Cosa ci fareste voi con una rana? Sembra una domanda stupida, ma in realtà non lo è. Galvani, per esempio, ha usato proprio le rane, appendendole in terrazza durante un temporale in mezzo ai fulmini, per studiare gli impulsi nervosi. Gli scienziati dell'università del Vermont invece hanno estratto da embrioni di rana delle cellule staminali, quelle cellule che seguendo il loro sviluppo naturale sarebbero diventate parte di una varietà di tessuti dalla pelle al cuore, e le hanno poi riassemblate in nuove configurazioni basate su algoritmi elaborati da supercomputer per creare qualcosa di nuovo, mai visto prima: i primi robot costruiti interamente di cellule vive. Li hanno chiamati xenobots e sono piccolissimi, di dimensioni submillimetriche, assomigliano a Pac-Man, contengono tra le 500 e le 1.000 cellule e sono in grado di spostarsi, organizzarsi e anche trasportare in giro piccoli carichi, cioè praticamente già così sono meglio del marito medio.

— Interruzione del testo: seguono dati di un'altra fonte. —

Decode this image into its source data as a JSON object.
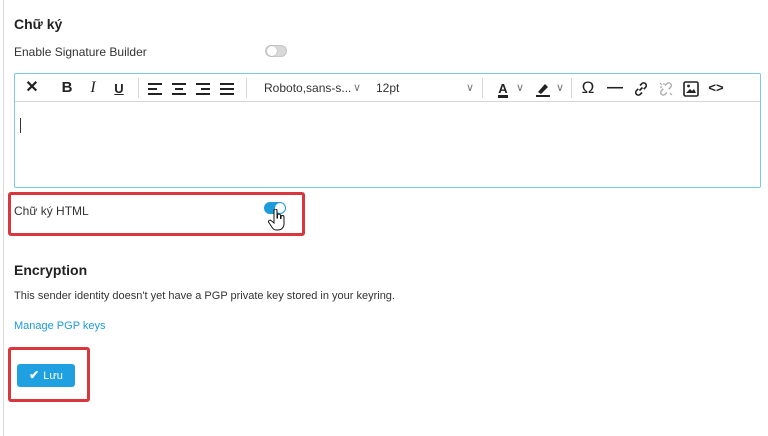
{
  "signature": {
    "title": "Chữ ký",
    "builder_label": "Enable Signature Builder",
    "builder_enabled": false,
    "html_label": "Chữ ký HTML",
    "html_enabled": true
  },
  "toolbar": {
    "font_family": "Roboto,sans-s...",
    "font_size": "12pt",
    "buttons": [
      "clear-formatting",
      "bold",
      "italic",
      "underline",
      "align-left",
      "align-center",
      "align-right",
      "justify",
      "font-family",
      "font-size",
      "text-color",
      "highlight-color",
      "special-character",
      "horizontal-line",
      "link",
      "unlink",
      "image",
      "source-code"
    ]
  },
  "encryption": {
    "title": "Encryption",
    "description": "This sender identity doesn't yet have a PGP private key stored in your keyring.",
    "manage_link": "Manage PGP keys"
  },
  "actions": {
    "save_label": "Lưu"
  },
  "colors": {
    "accent": "#1e9bdb",
    "highlight_border": "#d9363e",
    "editor_border": "#7dc6ea"
  }
}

Scherzi a parte, si tratta di macchine viventi che non sono assimilabili ai robot tradizionali ma neanche a nessuna specie animale nota e c'è solo la fantasia a limitare le possibili applicazioni di questi organismi programmabili: la ricerca di materiale radioattivo o la raccolta di microplastiche negli oceani fino alla possibilità di viaggiare nelle arterie per rimuovere le placche o curare tumori. A seconda della necessità, possono essere sviluppati algoritmi che ottimizzino l'organizzazione delle cellule, un po' come i pezzi di un Lego, per ottenere la configurazione teorica più promettente che poi viene trasformata in realtà dal lavoro di assemblaggio cellulare preciso e paziente degli scienziati. Le cellule staminali della pelle sono risultate ideali per dare la giusta struttura e le cellule staminali del muscolo cardiaco hanno fornito, tramite contrazioni, la propulsione necessaria perché queste configurazioni teoriche potessero trasformarsi in vere e proprie macchine in grado di andare da sole in giro in ambiente acquoso. Una di queste configurazioni è stata anche sviluppata con un buco centrale che è stato poi ulteriormente ottimizzato per diventare una specie di tasca utile per microscopici traslochi.
C'erano però ancora perplessità sull'effettiva natura vivente di queste macchine, perché non si era ancora potuta osservare la loro riproduzione, fino ad ora. Esperimenti più recenti hanno infatti permesso di osservare la loro capacità di riprodursi accumulando cellule disperse fino a creare dei nuovi xenobot, in grado di muoversi e nuotare secondo un nuovo straordinario processo di replicazione.
Certo, una nuova frontiera per la scienza e la nostra conoscenza, tutto molto bello, ma in qualità di principessa io questi xenobot, anche se imparentati alla lontana con i ranocchi, non mi fiderei più di tanto a baciarli.